Furthermore, I like to watch movies. And I like to watch movies with the kids. And sometimes Iusemoviesasababysitter.
Whew, saying that was really hard.
But now for the biggest confession, which isn’t really a confession of a hypocrisy—it’s more of a Laying-Bare-My-Soul type of thing. The first two items I listed are just revealing how I think. I mean, I’m still homeschooling my kids, and no one can really fault me for struggling to discern my way as I teach my children. Muddling through is a given.
But that part about TV and movies, well. I have good reasons for hating the machine (maybe I should write about those next because otherwise you might be thinking that I’m a rebel without a cause), and here I am doing what I hate. Admitting that I like TV is really not all that difficult because all feeling are okay, and at least I’m practicing what I preach: we don’t have one (kind of). But watching movies? How different is that, really, from TV? They both involve staring at a little box.
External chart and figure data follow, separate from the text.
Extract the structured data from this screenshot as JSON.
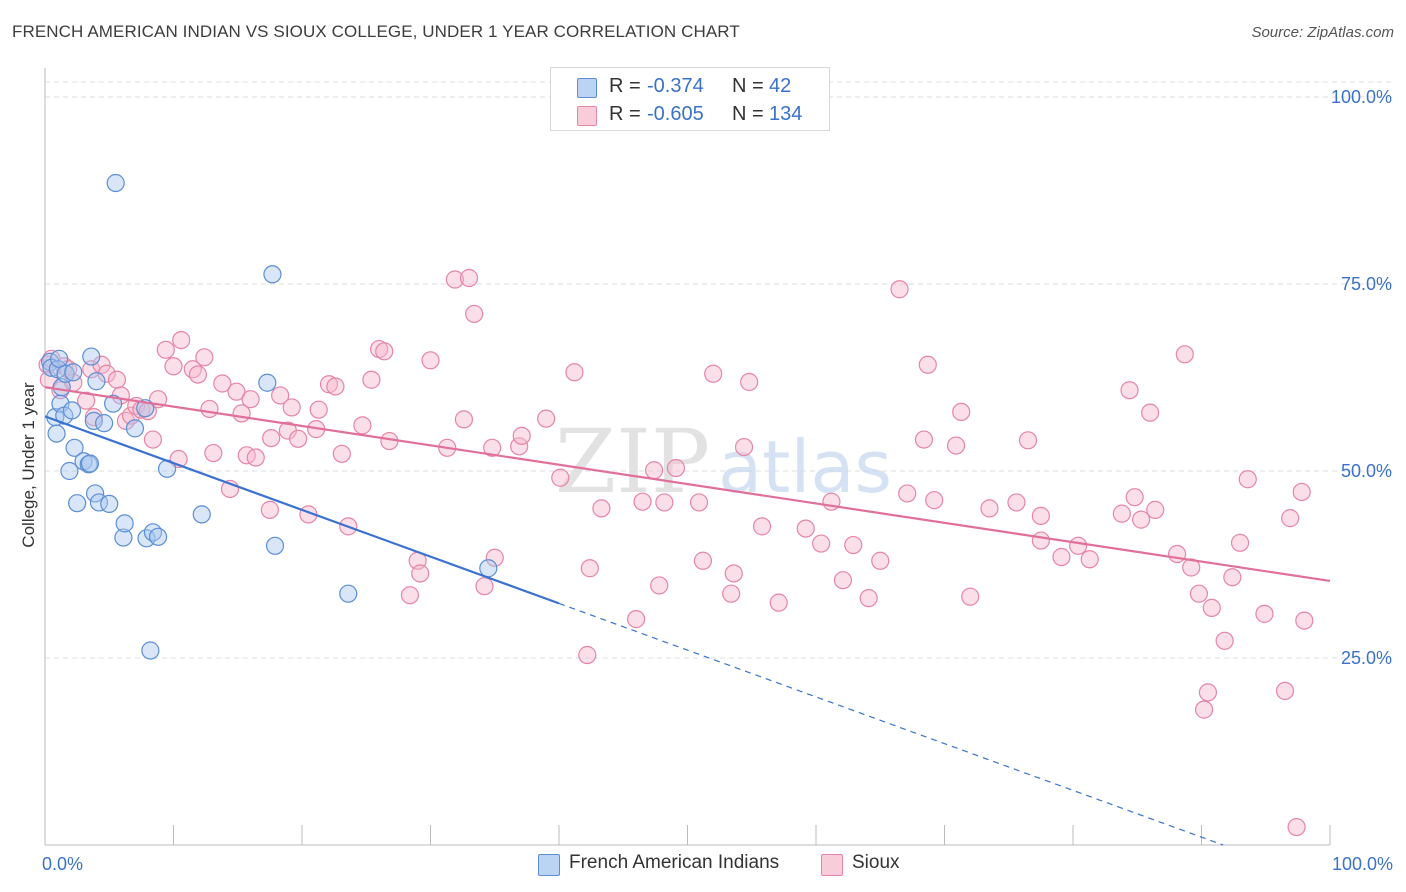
{
  "title": "FRENCH AMERICAN INDIAN VS SIOUX COLLEGE, UNDER 1 YEAR CORRELATION CHART",
  "source": "Source: ZipAtlas.com",
  "watermark": {
    "zip": "ZIP",
    "atlas": "atlas"
  },
  "legend": {
    "rows": [
      {
        "r_label": "R =",
        "r_value": "-0.374",
        "n_label": "N =",
        "n_value": "42"
      },
      {
        "r_label": "R =",
        "r_value": "-0.605",
        "n_label": "N =",
        "n_value": "134"
      }
    ]
  },
  "bottom_legend": [
    "French American Indians",
    "Sioux"
  ],
  "colors": {
    "blue_fill": "#a9c8ef",
    "blue_stroke": "#5b8fd6",
    "blue_line": "#3a72d0",
    "pink_fill": "#f6b8cb",
    "pink_stroke": "#e685a6",
    "pink_line": "#e0709a",
    "axis_text": "#3a72c9",
    "grid": "#dddddd"
  },
  "chart_data": {
    "type": "scatter",
    "title": "FRENCH AMERICAN INDIAN VS SIOUX COLLEGE, UNDER 1 YEAR CORRELATION CHART",
    "xlabel": "",
    "ylabel": "College, Under 1 year",
    "xlim": [
      0,
      100
    ],
    "ylim": [
      0,
      102
    ],
    "x_tick_labels": [
      "0.0%",
      "100.0%"
    ],
    "y_ticks": [
      25,
      50,
      75,
      100
    ],
    "y_tick_labels": [
      "25.0%",
      "50.0%",
      "75.0%",
      "100.0%"
    ],
    "series": [
      {
        "name": "French American Indians",
        "r": -0.374,
        "n": 42,
        "trend": {
          "x0": 0,
          "y0": 57.3,
          "x1": 40,
          "y1": 32.3,
          "dash_to_x": 100,
          "dash_to_y": -5.2
        },
        "points": [
          [
            0.4,
            64.6
          ],
          [
            0.5,
            63.8
          ],
          [
            0.8,
            57.2
          ],
          [
            0.9,
            55.0
          ],
          [
            1.0,
            63.6
          ],
          [
            1.1,
            65.0
          ],
          [
            1.2,
            59.0
          ],
          [
            1.3,
            61.2
          ],
          [
            1.5,
            57.4
          ],
          [
            1.6,
            63.0
          ],
          [
            1.9,
            50.0
          ],
          [
            2.1,
            58.1
          ],
          [
            2.2,
            63.2
          ],
          [
            2.3,
            53.1
          ],
          [
            2.5,
            45.7
          ],
          [
            3.0,
            51.3
          ],
          [
            3.4,
            50.9
          ],
          [
            3.5,
            51.0
          ],
          [
            3.6,
            65.3
          ],
          [
            3.8,
            56.7
          ],
          [
            3.9,
            47.0
          ],
          [
            4.0,
            62.0
          ],
          [
            4.2,
            45.8
          ],
          [
            4.6,
            56.4
          ],
          [
            5.0,
            45.6
          ],
          [
            5.3,
            59.0
          ],
          [
            5.5,
            88.5
          ],
          [
            6.1,
            41.1
          ],
          [
            6.2,
            43.0
          ],
          [
            7.0,
            55.7
          ],
          [
            7.8,
            58.4
          ],
          [
            7.9,
            41.0
          ],
          [
            8.2,
            26.0
          ],
          [
            8.4,
            41.8
          ],
          [
            8.8,
            41.2
          ],
          [
            9.5,
            50.3
          ],
          [
            12.2,
            44.2
          ],
          [
            17.3,
            61.8
          ],
          [
            17.7,
            76.3
          ],
          [
            17.9,
            40.0
          ],
          [
            23.6,
            33.6
          ],
          [
            34.5,
            37.0
          ]
        ]
      },
      {
        "name": "Sioux",
        "r": -0.605,
        "n": 134,
        "trend": {
          "x0": 0,
          "y0": 61.2,
          "x1": 100,
          "y1": 35.3
        },
        "points": [
          [
            0.2,
            64.2
          ],
          [
            0.3,
            62.2
          ],
          [
            0.5,
            65.0
          ],
          [
            1.2,
            60.8
          ],
          [
            1.5,
            64.0
          ],
          [
            1.8,
            63.6
          ],
          [
            2.2,
            61.8
          ],
          [
            3.2,
            59.4
          ],
          [
            3.8,
            57.2
          ],
          [
            3.6,
            63.6
          ],
          [
            4.4,
            64.2
          ],
          [
            4.8,
            63.0
          ],
          [
            5.6,
            62.2
          ],
          [
            5.9,
            60.1
          ],
          [
            6.3,
            56.7
          ],
          [
            6.7,
            57.4
          ],
          [
            7.1,
            58.7
          ],
          [
            7.5,
            58.2
          ],
          [
            8.0,
            58.0
          ],
          [
            8.4,
            54.2
          ],
          [
            8.8,
            59.6
          ],
          [
            9.4,
            66.2
          ],
          [
            10.0,
            64.0
          ],
          [
            10.4,
            51.6
          ],
          [
            10.6,
            67.5
          ],
          [
            11.5,
            63.6
          ],
          [
            11.9,
            62.9
          ],
          [
            12.4,
            65.2
          ],
          [
            12.8,
            58.3
          ],
          [
            13.1,
            52.4
          ],
          [
            13.8,
            61.7
          ],
          [
            14.4,
            47.6
          ],
          [
            14.9,
            60.6
          ],
          [
            15.3,
            57.7
          ],
          [
            15.7,
            52.1
          ],
          [
            16.0,
            59.6
          ],
          [
            16.4,
            51.8
          ],
          [
            17.5,
            44.8
          ],
          [
            17.6,
            54.4
          ],
          [
            18.3,
            60.1
          ],
          [
            18.9,
            55.4
          ],
          [
            19.2,
            58.5
          ],
          [
            19.7,
            54.3
          ],
          [
            20.5,
            44.2
          ],
          [
            21.1,
            55.6
          ],
          [
            21.3,
            58.2
          ],
          [
            22.1,
            61.6
          ],
          [
            22.6,
            61.3
          ],
          [
            23.1,
            52.3
          ],
          [
            23.6,
            42.6
          ],
          [
            24.7,
            56.1
          ],
          [
            25.4,
            62.2
          ],
          [
            26.0,
            66.3
          ],
          [
            26.4,
            66.0
          ],
          [
            26.8,
            54.0
          ],
          [
            28.4,
            33.4
          ],
          [
            29.0,
            38.0
          ],
          [
            29.2,
            36.3
          ],
          [
            30.0,
            64.8
          ],
          [
            31.3,
            53.1
          ],
          [
            31.9,
            75.6
          ],
          [
            32.6,
            56.9
          ],
          [
            33.0,
            75.8
          ],
          [
            33.4,
            71.0
          ],
          [
            34.2,
            34.6
          ],
          [
            34.8,
            53.1
          ],
          [
            35.0,
            38.4
          ],
          [
            36.9,
            53.3
          ],
          [
            37.1,
            54.7
          ],
          [
            39.0,
            57.0
          ],
          [
            40.1,
            49.1
          ],
          [
            41.2,
            63.2
          ],
          [
            42.2,
            25.4
          ],
          [
            42.4,
            37.0
          ],
          [
            43.3,
            45.0
          ],
          [
            46.0,
            30.2
          ],
          [
            46.5,
            45.9
          ],
          [
            47.4,
            50.1
          ],
          [
            47.8,
            34.7
          ],
          [
            48.2,
            45.8
          ],
          [
            49.1,
            50.4
          ],
          [
            50.9,
            45.8
          ],
          [
            51.2,
            38.0
          ],
          [
            52.0,
            63.0
          ],
          [
            53.4,
            33.6
          ],
          [
            53.6,
            36.3
          ],
          [
            54.4,
            53.2
          ],
          [
            54.8,
            61.9
          ],
          [
            55.8,
            42.6
          ],
          [
            57.1,
            32.4
          ],
          [
            59.2,
            42.3
          ],
          [
            60.4,
            40.3
          ],
          [
            61.2,
            45.9
          ],
          [
            62.1,
            35.4
          ],
          [
            62.9,
            40.1
          ],
          [
            64.1,
            33.0
          ],
          [
            65.0,
            38.0
          ],
          [
            66.5,
            74.3
          ],
          [
            67.1,
            47.0
          ],
          [
            68.4,
            54.2
          ],
          [
            68.7,
            64.2
          ],
          [
            69.2,
            46.1
          ],
          [
            70.9,
            53.4
          ],
          [
            71.3,
            57.9
          ],
          [
            72.0,
            33.2
          ],
          [
            73.5,
            45.0
          ],
          [
            75.6,
            45.8
          ],
          [
            76.5,
            54.1
          ],
          [
            77.5,
            44.0
          ],
          [
            77.5,
            40.7
          ],
          [
            79.1,
            38.5
          ],
          [
            80.4,
            40.0
          ],
          [
            81.3,
            38.2
          ],
          [
            83.8,
            44.3
          ],
          [
            84.4,
            60.8
          ],
          [
            84.8,
            46.5
          ],
          [
            85.3,
            43.5
          ],
          [
            86.0,
            57.8
          ],
          [
            86.4,
            44.8
          ],
          [
            88.1,
            38.9
          ],
          [
            88.7,
            65.6
          ],
          [
            89.2,
            37.1
          ],
          [
            89.8,
            33.6
          ],
          [
            90.2,
            18.1
          ],
          [
            90.5,
            20.4
          ],
          [
            90.8,
            31.7
          ],
          [
            91.8,
            27.3
          ],
          [
            92.4,
            35.8
          ],
          [
            93.0,
            40.4
          ],
          [
            93.6,
            48.9
          ],
          [
            94.9,
            30.9
          ],
          [
            96.5,
            20.6
          ],
          [
            96.9,
            43.7
          ],
          [
            97.4,
            2.4
          ],
          [
            97.8,
            47.2
          ],
          [
            98.0,
            30.0
          ]
        ]
      }
    ]
  }
}
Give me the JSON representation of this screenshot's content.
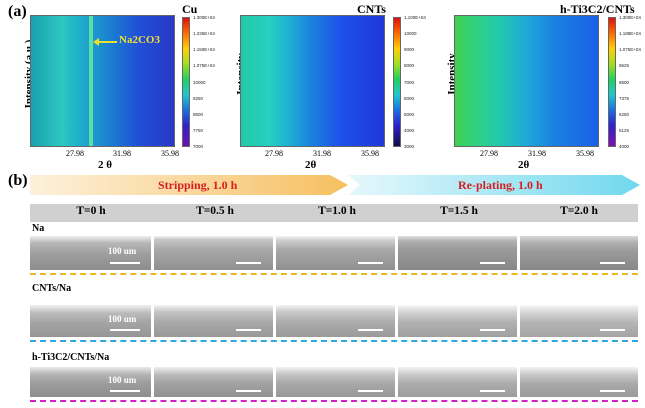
{
  "panel_a": {
    "label": "(a)",
    "plots": [
      {
        "title": "Cu",
        "ylabel": "Intensity (a.u.)",
        "xlabel": "2 θ",
        "xticks": [
          "27.98",
          "31.98",
          "35.98"
        ],
        "annotation": "Na2CO3",
        "colorbar_labels": [
          "1.300E+04",
          "1.225E+04",
          "1.150E+04",
          "1.075E+04",
          "10000",
          "9250",
          "8500",
          "7750",
          "7000"
        ]
      },
      {
        "title": "CNTs",
        "ylabel": "Intensity",
        "xlabel": "2θ",
        "xticks": [
          "27.98",
          "31.98",
          "35.98"
        ],
        "colorbar_labels": [
          "1.100E+04",
          "10000",
          "9000",
          "8000",
          "7000",
          "6000",
          "5000",
          "4000",
          "3000"
        ]
      },
      {
        "title": "h-Ti3C2/CNTs",
        "ylabel": "Intensity",
        "xlabel": "2θ",
        "xticks": [
          "27.98",
          "31.98",
          "35.98"
        ],
        "colorbar_labels": [
          "1.300E+04",
          "1.188E+04",
          "1.075E+04",
          "9625",
          "8500",
          "7375",
          "6250",
          "5125",
          "4000"
        ]
      }
    ]
  },
  "panel_b": {
    "label": "(b)",
    "stripping": "Stripping, 1.0 h",
    "replating": "Re-plating, 1.0 h",
    "times": [
      "T=0 h",
      "T=0.5 h",
      "T=1.0 h",
      "T=1.5 h",
      "T=2.0 h"
    ],
    "rows": [
      {
        "label": "Na",
        "dash_color": "#e8b820"
      },
      {
        "label": "CNTs/Na",
        "dash_color": "#2ea8e0"
      },
      {
        "label": "h-Ti3C2/CNTs/Na",
        "dash_color": "#d020c8"
      }
    ],
    "scale_label": "100 um"
  }
}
Oh, and this part is where things get muddy and murky and just plain unsettling. Because what am I doing right now? I’m staring at a little box as I type on this here computer.
Is there really that much difference between TV and movies and the internet and the computer? There are obvious differences, yes, but I am fully (well, okay, at least partially) aware of how many hours of my week are directed at this little screen. How would I, my family, and my community be different if this little box were not a part of my life? Could I go for one week without emailing, blogging, typing, watching DVDs? What about six months?
I could still write, of course. We do have pen and paper, after all.
What would I gain if I gave up this little black (um, actually it’s gray) box? My mother used to say something like: “You must desire to do the right thing. If doing the right thing is your deepest desire, than giving up the bad stuff isn’t as hard.”
I’m not ready to give it up (and one could argue that I shouldn’t, but let’s leave that argument alone for now), and I probably never will be ready. Not unless I can clearly see the benefits, which would involve drastically creative measures in which I would desperately seek out ways to entertain myself and stave off boredom, such as having people over for dinner, volunteering, or taking a class. I would go outside more (maybe). I would definitely read more.
How much of my life am I missing out on because of this little box?
This post has turned way more pensive than I had originally intended. I’m afraid I’m making myself a tad too vulnerable. Baring my inconsistencies is not all fun and games… Oh no! It just now occurred to me that I have royally floundered my way through this post—now I have done gone and proved that I am not a lady. Rats. My only comfort is that I know none of you can point fingers at me, in regards to the media, since—Ha! Gotcha’!—you are reading this post.
I’m not deciding anything just yet, and I maybe never will. If I don’t, though, then this is not a true confession, since true confessions are supposed to lead to change.
In the meantime, I’m gonna go check facebook and read some other blogs.
Note: The list of things I am two-faced about is really much longer than those measely three points. But I’m pretty worn out after writing about those. I may add to the list at a later date, but please, please be ladylike and refrain from pointing out my hypocrisies for me. As my mother always says, “Remove the log from your own eye before trying to take the speck out of someone else’s eye.” Or did some other great person say that, like maybe Jesus?